Question

MEDALS MEDALS MEDALS! And Fan!
consider he right triangle ABC given below:

Part1: use the sine ratio to find the length of side b to two decimal places.

Part2: you can find the length of side a to two decimal places using the method of your choice

Answer 1

Part 1:\[\sin (25) = b/12\]\[b=12*.42\]\[b=5.04\]Part 2:\[\cos (25) = a/12\]\[a=12*.91\]\[a=10.92\]

Answer 2

okay, so im looking at it and its making sense...and so does part two. That was easier than i made it out to be! Thank you!

Answer 3

do you mind walking me through one more? @puzzler7

Answer 4

Sure. What is it?

Answer 5

Solve the triangle below by finding all missing sides and/or angles.

Part I: Use the law of cosines to find the length of side AC. Round your answer to the nearest hundredth.

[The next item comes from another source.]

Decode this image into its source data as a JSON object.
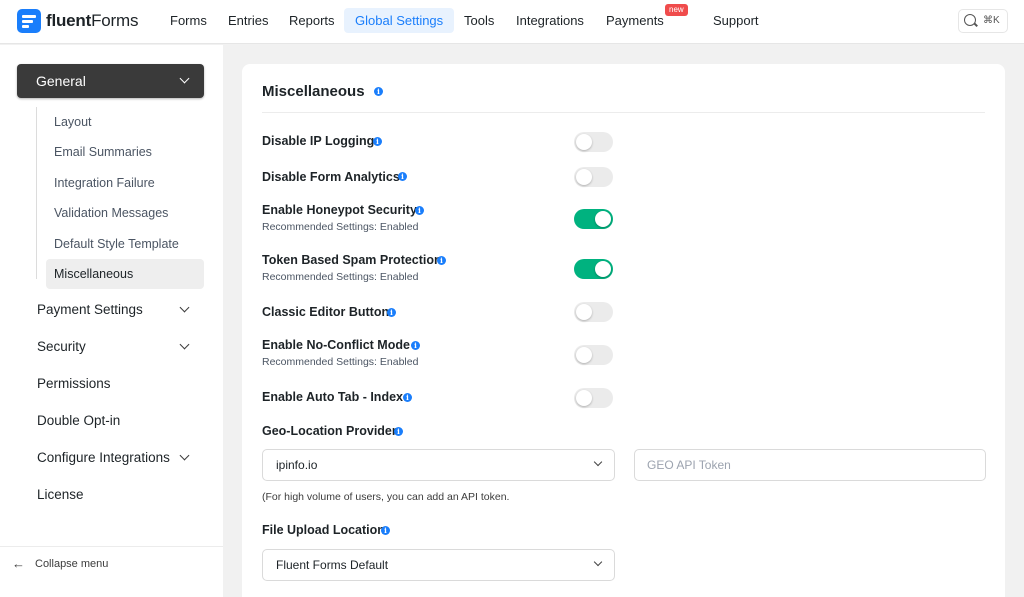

Part II: Use the law of sines to find the measure of angle C.

Part III: Find the measure of angle A using any method.

Answer 6

@puzzler7 there we go

Answer 7

Part 1: (I will be using b as the side opposite B, a as side opposite A, etc.)\[b^{2}=a^{2}+c^{2}-2ac*\cos(b)\]\[b^{2}=64+100-160\cos(110)\]\[b^{2}=164+54.72\]\[b=\sqrt{218.72}\]\[b=14.79\]Part 2:\[\frac{ \sin(A) }{ a }=\frac{\sin(B)}{b}=\frac{\sin(C)}{c}\]\[\frac{\sin(C)}{10}=\frac{\sin(110)}{14.79}\]\[\sin(C)=.68\sin(110)\]\[\sin(C) = .64\]\[C=\sin^{-1} (.64)\]\[C=39.79\]Part 3: \[A+110+39.79 = 180\]\[A=180-110-34.79\]\[A=35.21\]

Answer 8

thank you for including the formulas, im making sure to write them down!